The Accidental Buddhist
By Dinty W. Moore
Doubleday, 1997, 208 pages
Lashing memoirs for their self-indulgent, whiny navel-gazing seems common among critics of the genre — although the memoirs/autobiographies I’ve read over the past few years have been anything but whiny or self-indulgent.
Dinty Moore’s The Accidental Buddhist, a spiritual autobiography, is not whiny or self-indulgent.
It’s also not “inspirational”; it’s not a testimonial autobiography intended to uplift the reader and send him or out to shout “Namaste!” over the hills and everywhere, or to go out, ring doorbells and deliver good karma. It’s also not an in depth theological-philosophical exploration of Buddhism that would require a degree in philosophy, theology, or quantum physics to understand.
It is, at the very least, a good story, a narrative that leads the reader from Moore’s project to explore why Americans have become interested in Buddhism and what American Buddhism was like to his own spiritual discoveries: why did he seek out Buddhism? could he become a Buddhist? and what kind of Buddhist would he become?
Like many of us who hit a certain age beyond 20-something, Moore had come to a point in his life in which he “wasn’t particularly happy . . . . I was just getting along . . . . No matter where I went, what I did, I always felt a little bit empty.” Instead of sitting back and letting that emptiness overwhelm him, and simply keep puttering along, Moore set out to understand that feeling, to confront it, and see if it could be filled.
Of course, like most spiritual seekers, Moore’s journey didn’t begin as a journey toward enlightenment: it began as a project. A writer and writing teacher, Moore set out on the quest with a story in mind. He was going to write about Buddhism in America.
Much of the book is solid first-person reportage: he tells stories about his experiences at Zen Mountain Monastery in upstate New York, and writes about other American Buddhists such as Linsi Deyo and her husband Patrick Clark, who run a meditation cushion business from their farm in North Carloina’s Great Smoky Mountains. He weaves these stories into his own budding understanding of what it means to be a Buddhist and his beginning practice.
Buddhism wasn’t foreign to Moore. “As for myself,” he writes, “I had toyed with Buddhist philosophy in my young adulthood. Like millions of other college kids, I read Pirsig’s Zen and the Art of Motorcycle Maintenance in one long weekend, put it down thinking my life had been forever transformed, then promptly forgot about it. I even took a meditation class once, but never got past how to fold my legs.”
It’s only later, after reading a few other books and setting out on his book project, that he begins his spiritual journey.
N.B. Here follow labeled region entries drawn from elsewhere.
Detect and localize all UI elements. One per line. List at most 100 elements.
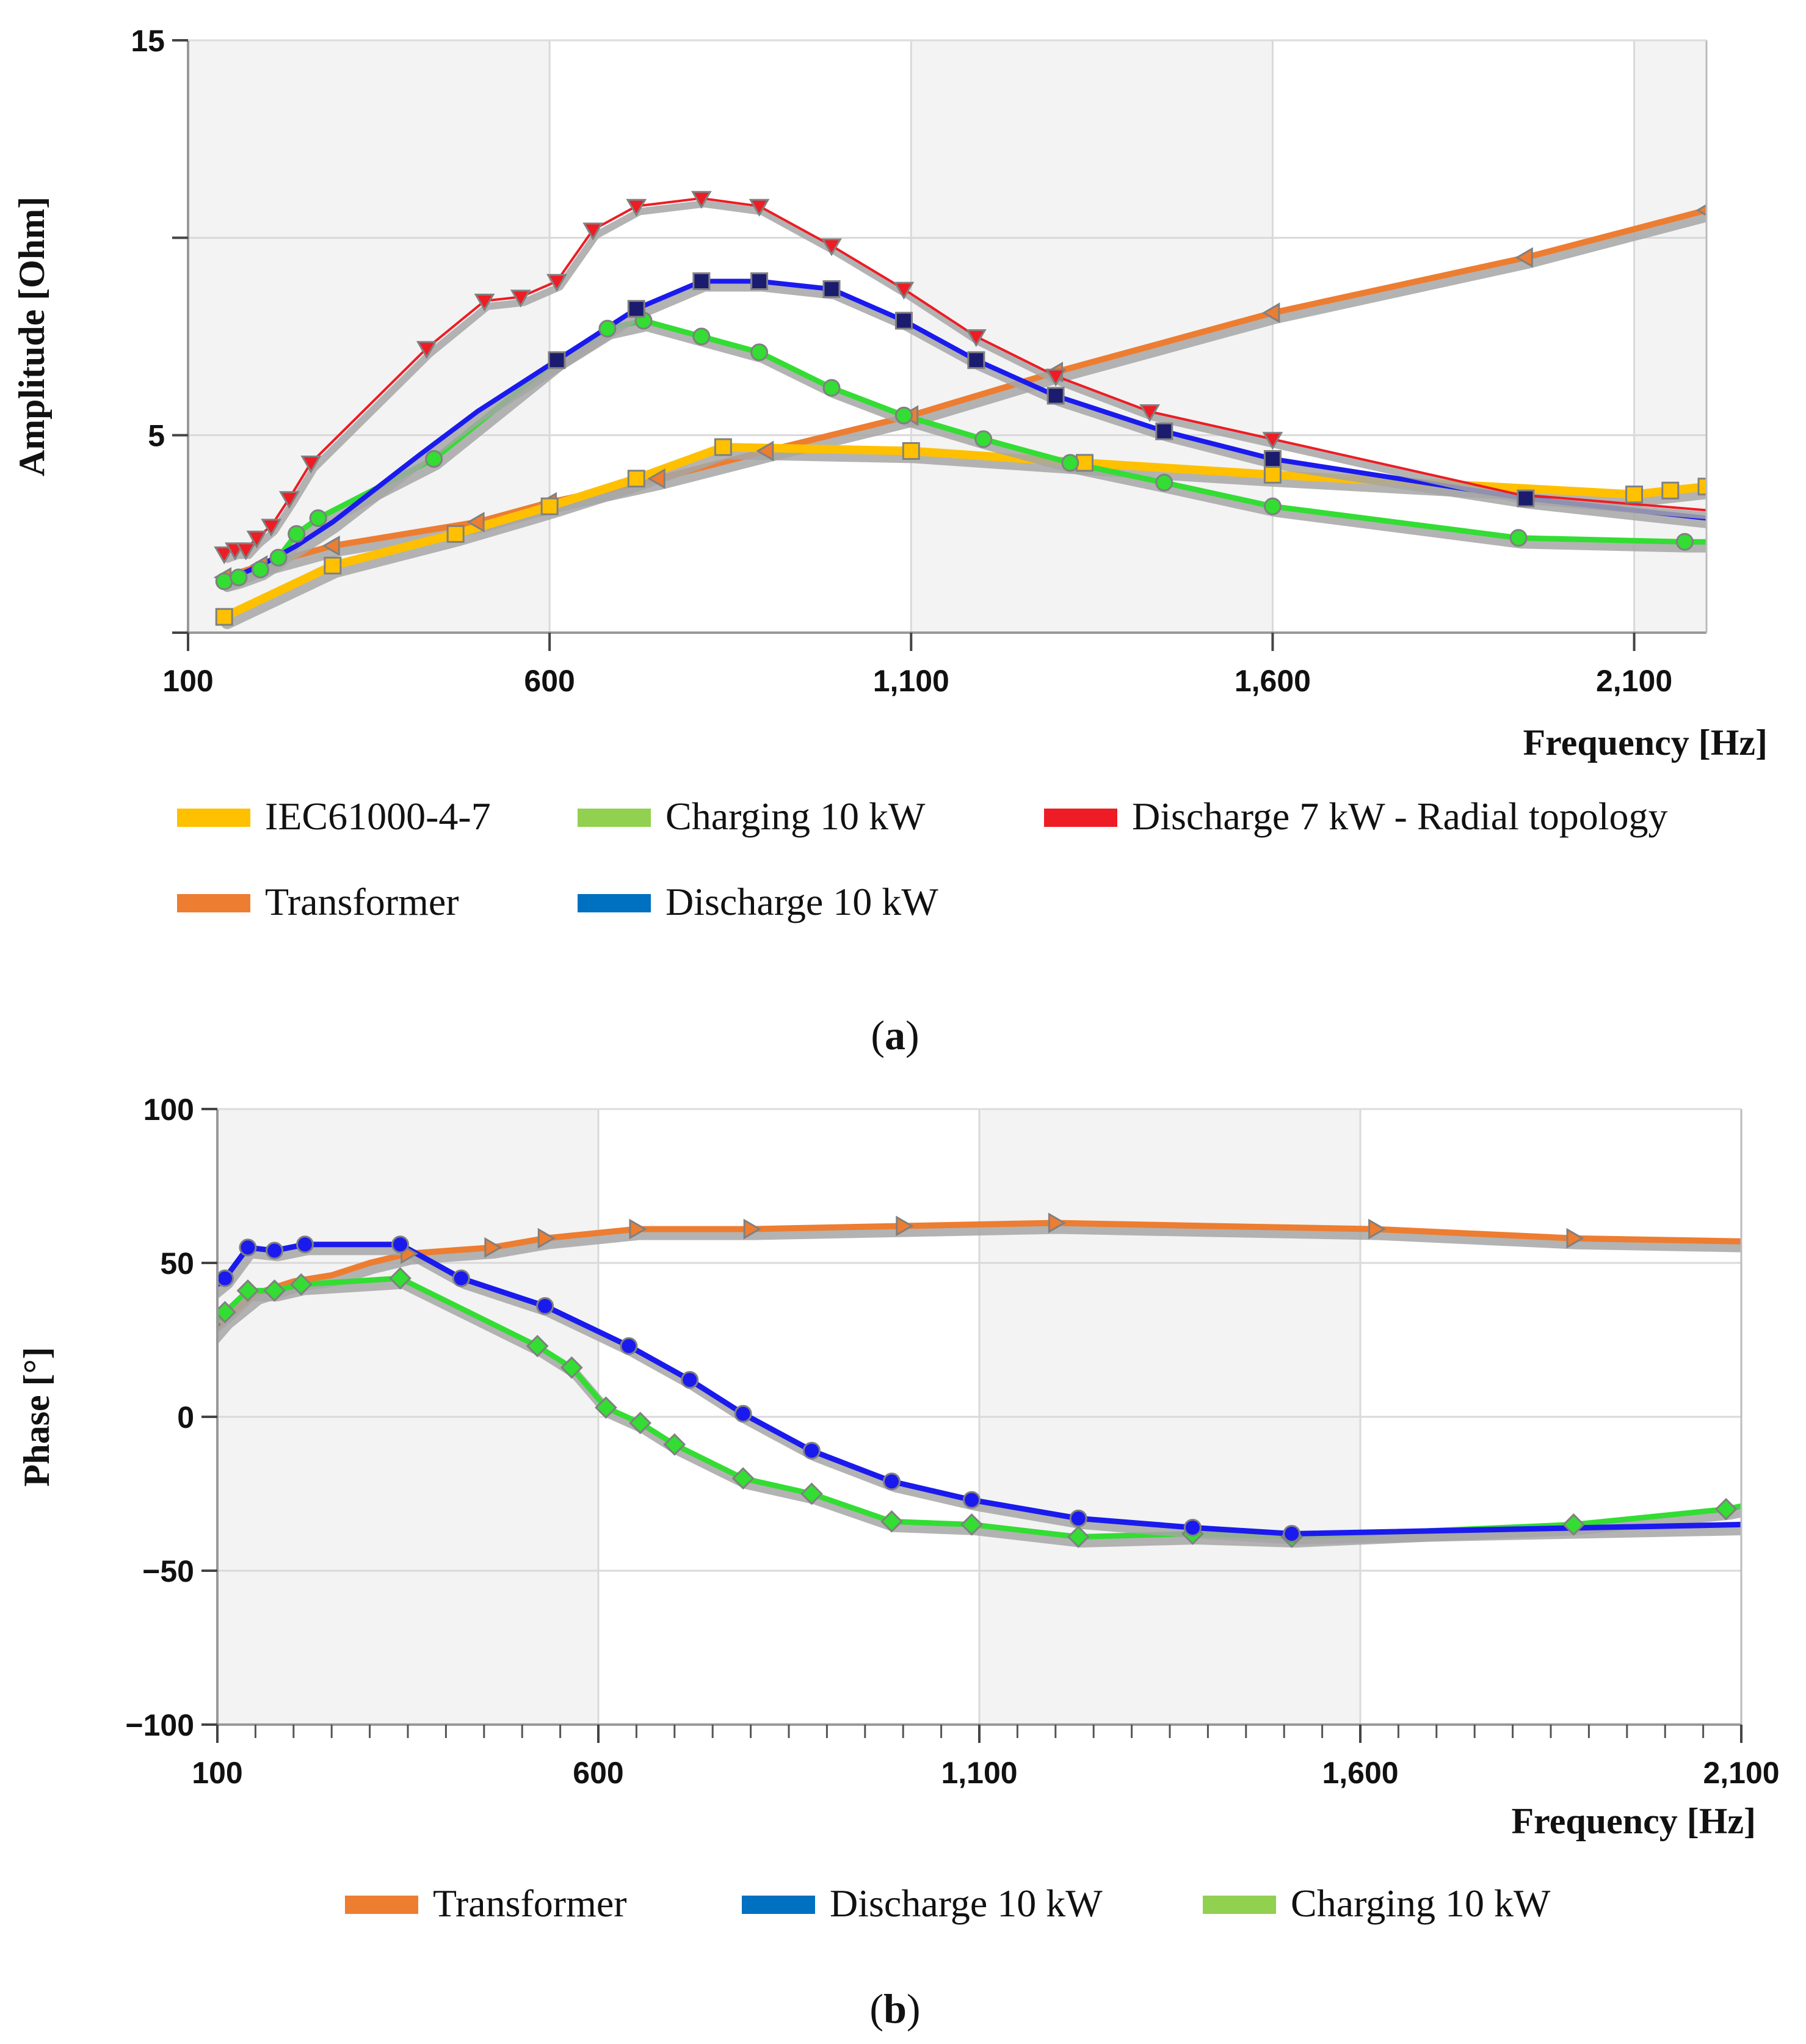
legend-swatch-charging bbox=[1203, 1896, 1276, 1914]
data-point-discharge bbox=[750, 272, 769, 290]
data-point-discharge bbox=[217, 1286, 219, 1295]
data-point-discharge7 bbox=[278, 491, 300, 509]
data-point-discharge bbox=[802, 1441, 821, 1460]
data-point-iec bbox=[324, 556, 342, 575]
data-point-discharge bbox=[217, 1269, 234, 1287]
x-tick-label: 1,100 bbox=[941, 1756, 1017, 1790]
data-point-discharge7 bbox=[965, 329, 987, 347]
data-point-discharge bbox=[681, 1371, 699, 1389]
x-tick-label: 1,100 bbox=[873, 664, 949, 698]
data-point-iec bbox=[446, 525, 465, 543]
data-point-discharge bbox=[734, 1405, 752, 1423]
series-shadow-discharge7 bbox=[223, 200, 1706, 563]
data-point-charging bbox=[960, 1513, 983, 1536]
data-point-charging bbox=[389, 1267, 412, 1290]
legend-label-discharge: Discharge 10 kW bbox=[830, 1882, 1103, 1925]
data-point-discharge bbox=[391, 1235, 410, 1254]
legend-swatch-discharge bbox=[742, 1896, 815, 1914]
data-point-discharge bbox=[963, 1491, 981, 1509]
legend-label-iec: IEC61000-4-7 bbox=[265, 795, 491, 838]
legend-swatch-discharge bbox=[578, 894, 651, 912]
data-point-charging bbox=[289, 1273, 313, 1296]
legend-label-discharge7: Discharge 7 kW - Radial topology bbox=[1132, 795, 1667, 838]
data-point-discharge7 bbox=[416, 341, 437, 359]
data-point-charging bbox=[288, 525, 306, 543]
data-point-iec bbox=[540, 497, 559, 515]
data-point-discharge bbox=[296, 1235, 314, 1254]
data-point-discharge bbox=[1517, 489, 1535, 507]
x-axis-title: Frequency [Hz] bbox=[1523, 722, 1768, 763]
data-point-transformer bbox=[466, 512, 485, 533]
data-point-charging bbox=[189, 1321, 209, 1341]
data-point-charging bbox=[1714, 1497, 1738, 1521]
data-point-iec bbox=[1697, 478, 1706, 496]
y-tick-label: −50 bbox=[142, 1554, 194, 1588]
legend-label-discharge: Discharge 10 kW bbox=[665, 880, 938, 923]
caption-part: a bbox=[885, 1012, 905, 1058]
data-point-charging bbox=[1155, 473, 1173, 492]
data-point-charging bbox=[629, 1411, 652, 1435]
legend-swatch-transformer bbox=[177, 894, 250, 912]
data-point-discharge bbox=[692, 272, 711, 290]
series-group bbox=[189, 1212, 1741, 1548]
data-point-charging bbox=[425, 449, 443, 468]
data-point-charging bbox=[595, 1396, 617, 1419]
data-point-discharge bbox=[620, 1337, 638, 1355]
x-tick-label: 100 bbox=[162, 664, 213, 698]
data-point-discharge bbox=[190, 1301, 206, 1317]
data-point-transformer bbox=[1515, 247, 1533, 268]
data-point-charging bbox=[263, 1279, 286, 1302]
data-point-charging bbox=[1675, 533, 1694, 551]
legend-swatch-transformer bbox=[345, 1896, 418, 1914]
data-point-iec bbox=[1076, 454, 1094, 472]
data-point-transformer bbox=[1566, 1227, 1584, 1249]
data-point-transformer bbox=[537, 1227, 556, 1249]
y-axis-title: Phase [°] bbox=[16, 1347, 57, 1487]
panel-caption: (a) bbox=[871, 1012, 919, 1058]
data-point-discharge7 bbox=[546, 274, 567, 292]
data-point-discharge7 bbox=[235, 542, 256, 561]
y-axis-title: Amplitude [Ohm] bbox=[12, 197, 52, 476]
data-point-iec bbox=[902, 442, 920, 460]
legend-swatch-charging bbox=[578, 809, 651, 827]
caption-part: ) bbox=[905, 1012, 919, 1058]
data-point-discharge bbox=[1283, 1525, 1301, 1543]
series-shadow-transformer bbox=[222, 211, 1706, 589]
data-point-charging bbox=[663, 1433, 686, 1456]
x-tick-label: 100 bbox=[192, 1756, 242, 1790]
data-point-discharge bbox=[882, 1472, 901, 1491]
data-point-transformer bbox=[322, 535, 340, 556]
data-point-discharge7 bbox=[510, 289, 531, 308]
data-point-charging bbox=[1263, 497, 1282, 515]
data-point-transformer bbox=[1368, 1218, 1387, 1240]
data-point-discharge7 bbox=[214, 546, 235, 564]
data-point-iec bbox=[627, 470, 645, 488]
data-point-charging bbox=[309, 509, 327, 527]
legend-label-charging: Charging 10 kW bbox=[665, 795, 926, 838]
data-point-iec bbox=[215, 608, 233, 626]
data-point-transformer bbox=[756, 440, 774, 462]
x-tick-label: 1,600 bbox=[1322, 1756, 1398, 1790]
data-point-discharge bbox=[822, 280, 841, 298]
data-point-discharge7 bbox=[691, 191, 712, 209]
data-point-iec bbox=[1661, 481, 1680, 500]
data-point-charging bbox=[1061, 454, 1079, 472]
data-point-transformer bbox=[629, 1218, 647, 1240]
caption-part: ( bbox=[871, 1012, 885, 1058]
data-point-charging bbox=[560, 1356, 583, 1379]
data-point-iec bbox=[1263, 465, 1282, 484]
data-point-discharge bbox=[967, 351, 985, 369]
series-line-discharge bbox=[222, 278, 1706, 584]
data-point-charging bbox=[731, 1467, 755, 1490]
caption-part: ) bbox=[907, 1985, 921, 2032]
legend-swatch-iec bbox=[177, 809, 250, 827]
data-point-charging bbox=[251, 561, 269, 579]
data-point-discharge7 bbox=[749, 198, 770, 217]
y-tick-label: 5 bbox=[148, 419, 165, 453]
data-point-charging bbox=[526, 1334, 549, 1358]
data-point-discharge7 bbox=[246, 530, 267, 549]
data-point-charging bbox=[800, 1482, 823, 1505]
caption-part: b bbox=[883, 1985, 907, 2032]
data-point-discharge7 bbox=[1139, 404, 1161, 423]
chart-panel-b: −100 −50 0 50 100 100 600 1,100 1,600 2,100 Freque… bbox=[16, 1093, 1780, 2032]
It starts with his experiences with meditation, an essential practice of Buddhism, at Zen Mountain Monastery. He tries various schools: Zen, Tibetan Buddhism, and Theravada. Like most Americans, no matter their faith, he takes bits and pieces from each of the schools and practices with others and alone. As the story unfolds, he slowly begins to see what it means to be a Buddhist.
What makes this memoir engaging, besides Moore’s skills as a storyteller, is what makes the best spiritual autobiographers — C. S. Lewis, Karen Armstrong — engaging: He gives us himself warts and all. Like any of us with any spiritual or philosophic questions, Moore goes through periods of doubt. He constantly wonders if he can be a Buddhist, if he can ever rid himself of his “monkey mind,” and experience enlightenment. His enthusiasm for the new-old religion slackens: “At times, it seems as if the only real point is to somehow keep holding it all together. Life becomes a loop of concern and uncertainty.”
Then Moore carries on and discovers he can be a Buddhist after all. And he does it with humor and humanity — and imperfection.